Tiba-tiba menstatuskan umrah sunnah itu dari apa coba? Kadang kan ada masyarakat, “Aku umrah apa haji? Ya harus haji, umrah kan sunnah.”
Bilang umrah sunnah itu dari mana dalilnya? Ada tidak dalil madzhab kita yang mengatakan umrah itu sunnah? Tidak ada kan? Tapi, yang mengatakan seperti itu banyak tidak? Banyak!
Akhirnya saya tanya, “Kamu shaleh apa tidak?”
“Ya, shaleh”
“Tidak. Tidak terlalu shaleh. Satu, kalau kamu shaleh beneran kangen Kanjeng Nabi, saya wajibkan umrah. Bagaimanapun kangen itu tidak ada hukumnya. Kangen Nabi, mati-matian sudah tidak berpikir haji wajib atau tidak. Kalau yang gampang umrah ya umrah.”
Saya 2009, saya punya uang 16 juta rupiah. Zaman itu haji masih 21 rupiah. Saya kangen Nabi, saya buat daftar umrah.
Dalam hatiku seperti ini, “Wes gampang, umrah ketemu Nabi, berdoa di depan Nabi kan mustajab”.
Tak akali. Saya berangkat umrah. Saat di raudhoh saya berdoa, “Nabi umumnya orang berdoa di sini mustajab. Pokoknya saya pengen haji, kalau tidak berarti ada rada yang salah.” Hehehehe
Pada tahun 2011, saya punya uang sekitar 30 juta, istri saya daftarkan haji.
“Dek, kamu daftar haji.”
“Lha, jenengan, Gus…?”
“Hubungan Allah sama aku itu biasanya tidak repot-repot.”
Tidak sampai sekian hari saya bisa haji plus. Berarti sesuai perjanjian di raudhoh. Hehehe
Padahal saya tidak kaya, tapi haji saya haji plus.
Karena itu tadi, kangen Nabi terus saya turuti. Sebenarnya agak salah, tapi kangen itu tidak ada hukumnya.
Makanya, saya tanyai dia, kalau kamu shaleh beneran, kangen nabi tak suruh umrah sekarang. Tapi kalau kamu masih perhitungan, “sowan Nabi atau tidak?”

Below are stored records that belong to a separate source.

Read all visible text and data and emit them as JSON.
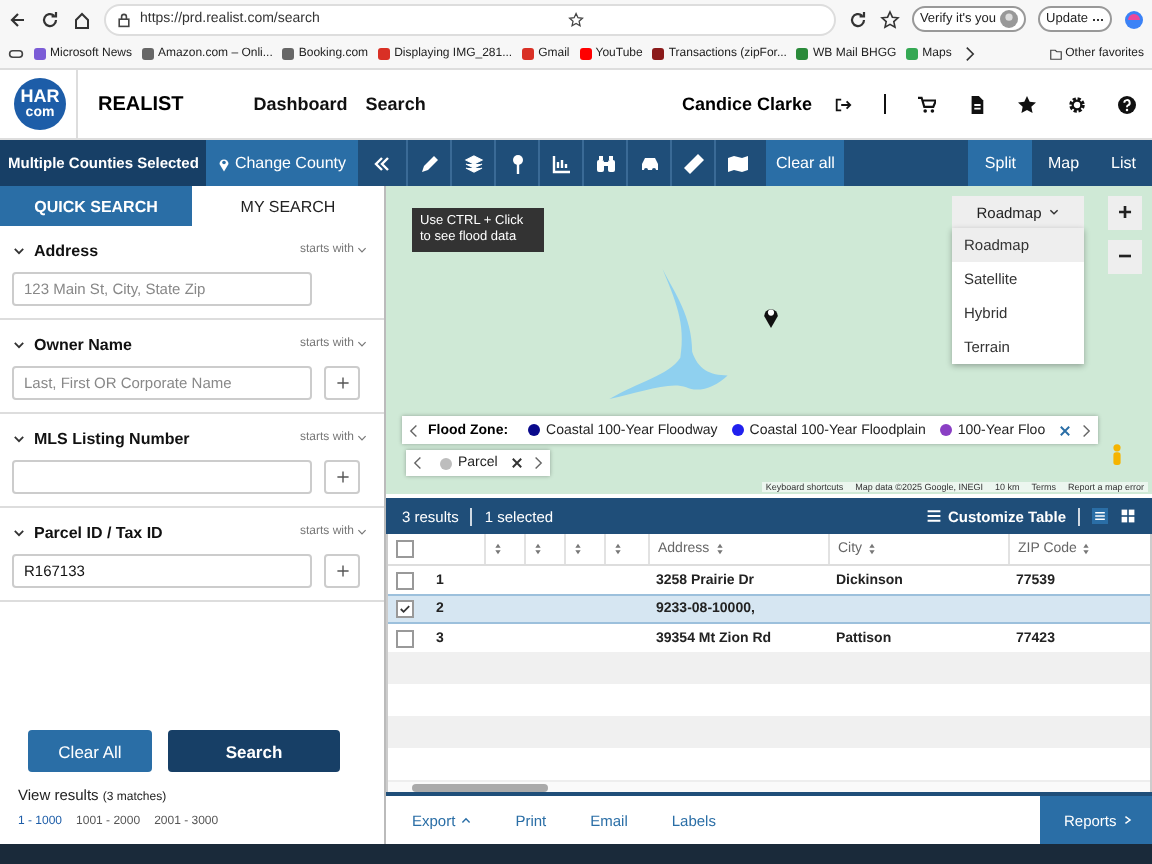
{
  "browser": {
    "url": "https://prd.realist.com/search",
    "verify": "Verify it's you",
    "update": "Update",
    "bookmarks": [
      {
        "label": "Microsoft News",
        "color": "#7b5cd6"
      },
      {
        "label": "Amazon.com – Onli...",
        "color": "#666666"
      },
      {
        "label": "Booking.com",
        "color": "#666666"
      },
      {
        "label": "Displaying IMG_281...",
        "color": "#d93025"
      },
      {
        "label": "Gmail",
        "color": "#d93025"
      },
      {
        "label": "YouTube",
        "color": "#ff0000"
      },
      {
        "label": "Transactions (zipFor...",
        "color": "#8b1a1a"
      },
      {
        "label": "WB Mail BHGG",
        "color": "#2a8a3a"
      },
      {
        "label": "Maps",
        "color": "#34a853"
      }
    ],
    "other_favorites": "Other favorites"
  },
  "header": {
    "logo_top": "HAR",
    "logo_bottom": "com",
    "product": "REALIST",
    "nav": [
      "Dashboard",
      "Search"
    ],
    "user": "Candice Clarke"
  },
  "county_bar": {
    "counties": "Multiple Counties Selected",
    "change": "Change County",
    "clear": "Clear all",
    "views": [
      {
        "label": "Split",
        "selected": true
      },
      {
        "label": "Map",
        "selected": false
      },
      {
        "label": "List",
        "selected": false
      }
    ]
  },
  "search_tabs": [
    {
      "label": "QUICK SEARCH",
      "selected": true
    },
    {
      "label": "MY SEARCH",
      "selected": false
    }
  ],
  "fields": [
    {
      "label": "Address",
      "match": "starts with",
      "placeholder": "123 Main St, City, State Zip",
      "add_button": false
    },
    {
      "label": "Owner Name",
      "match": "starts with",
      "placeholder": "Last, First OR Corporate Name",
      "add_button": true
    },
    {
      "label": "MLS Listing Number",
      "match": "starts with",
      "add_button": true
    },
    {
      "label": "Parcel ID / Tax ID",
      "match": "starts with",
      "value": "R167133",
      "add_button": true
    }
  ],
  "actions": {
    "clear": "Clear All",
    "search": "Search"
  },
  "view_results": {
    "label": "View results",
    "matches": "(3 matches)",
    "pages": [
      {
        "label": "1 - 1000",
        "selected": true
      },
      {
        "label": "1001 - 2000",
        "selected": false
      },
      {
        "label": "2001 - 3000",
        "selected": false
      }
    ]
  },
  "map": {
    "tooltip": "Use CTRL + Click to see flood data",
    "map_type": {
      "label": "Roadmap",
      "options": [
        {
          "label": "Roadmap",
          "selected": true
        },
        {
          "label": "Satellite",
          "selected": false
        },
        {
          "label": "Hybrid",
          "selected": false
        },
        {
          "label": "Terrain",
          "selected": false
        }
      ]
    },
    "zoom_in": "+",
    "zoom_out": "−",
    "flood_legend": {
      "title": "Flood Zone:",
      "items": [
        {
          "label": "Coastal 100-Year Floodway",
          "color": "#0a0a8c"
        },
        {
          "label": "Coastal 100-Year Floodplain",
          "color": "#2020ee"
        },
        {
          "label": "100-Year Floo",
          "color": "#8a3fc4"
        }
      ]
    },
    "parcel_chip": {
      "label": "Parcel",
      "color": "#bdbdbd"
    },
    "attribution": [
      "Keyboard shortcuts",
      "Map data ©2025 Google, INEGI",
      "10 km",
      "Terms",
      "Report a map error"
    ]
  },
  "results": {
    "count": "3 results",
    "selected": "1 selected",
    "customize": "Customize Table",
    "select_all_checked": false,
    "columns": [
      "Address",
      "City",
      "ZIP Code"
    ],
    "rows": [
      {
        "number": "1",
        "address": "3258 Prairie Dr",
        "city": "Dickinson",
        "zip": "77539",
        "selected": false
      },
      {
        "number": "2",
        "address": "9233-08-10000,",
        "selected": true
      },
      {
        "number": "3",
        "address": "39354 Mt Zion Rd",
        "city": "Pattison",
        "zip": "77423",
        "selected": false
      }
    ]
  },
  "footer": {
    "actions": [
      {
        "label": "Export",
        "menu": true
      },
      {
        "label": "Print",
        "menu": false
      },
      {
        "label": "Email",
        "menu": false
      },
      {
        "label": "Labels",
        "menu": false
      }
    ],
    "reports": "Reports"
  }
}
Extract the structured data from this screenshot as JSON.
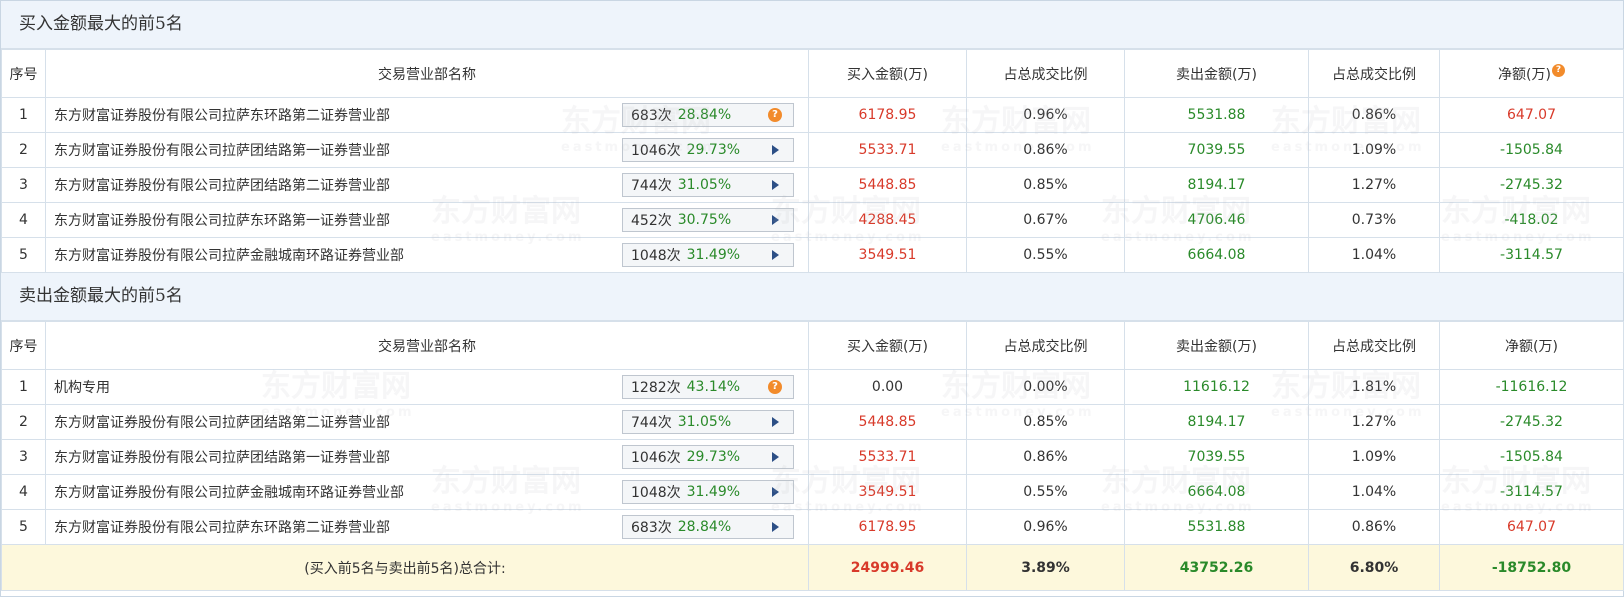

Mau sowan Nabi kok begitu!
Ciri utama orang senang itu tidak mikir, lha ini masih mikir umrah dulu apa haji dulu. Kalau masih mikir, shalehnya pas-pasan.
Kalau awalnya dia bilang begini, “Gus, saya kangen nabi, tapi uang saya cuma 25 juta bagaimana?”
Maka, saya wajibkan umrah. Saya ajarkan doa saya. Nah dia tidak seperti itu. Hehehe
Misalnya dia daftar haji, secara lahir umurnya tidak cukup. Kalau daftar sekarang berarti kapan bisa haji? Menunggu 25 tahun, berarti haji (sekitar) tahun 2040. Dhohirnya umur 60 tahun. Kira-kira dia sudah taqabalallah?
Andaikan saya jadi orang itu, mesti daftar dua-duanya, ya daftar haji. Tapi, kalau ada orang yang mondok di Mekkah, saya akan memakdubkan diri.
Dalam arti, saya akan daftar haji menunggu sesuai Pemerintah karena harus loyal negara. Tetapi, kalau saya punya uang saya takdubkan.
Kalau ada fatwa yang berbeda dengan saya itu tidak apa-apa.
Hal tersebut sebagai pengingat bahwa kebaikan itu:
Ternyata kalau ngeramati sampai musim haji, ya haji lagi.
Kalau ada bunyi yang bilang, “Kok rugi, haji dua kali?” Pelit berarti.
Masalahnya, fatwa menghadapi orang pelit itu repot. Saya bolak-balik fatwa ketemu orang pelit. Repot….!! Cinta Allah kok menggunakan perhitungan. (Hafidhoh Ma’rufah)
Simak sumber video pengajian ini, klik >> “Gus Baha – Haji atau Umrah”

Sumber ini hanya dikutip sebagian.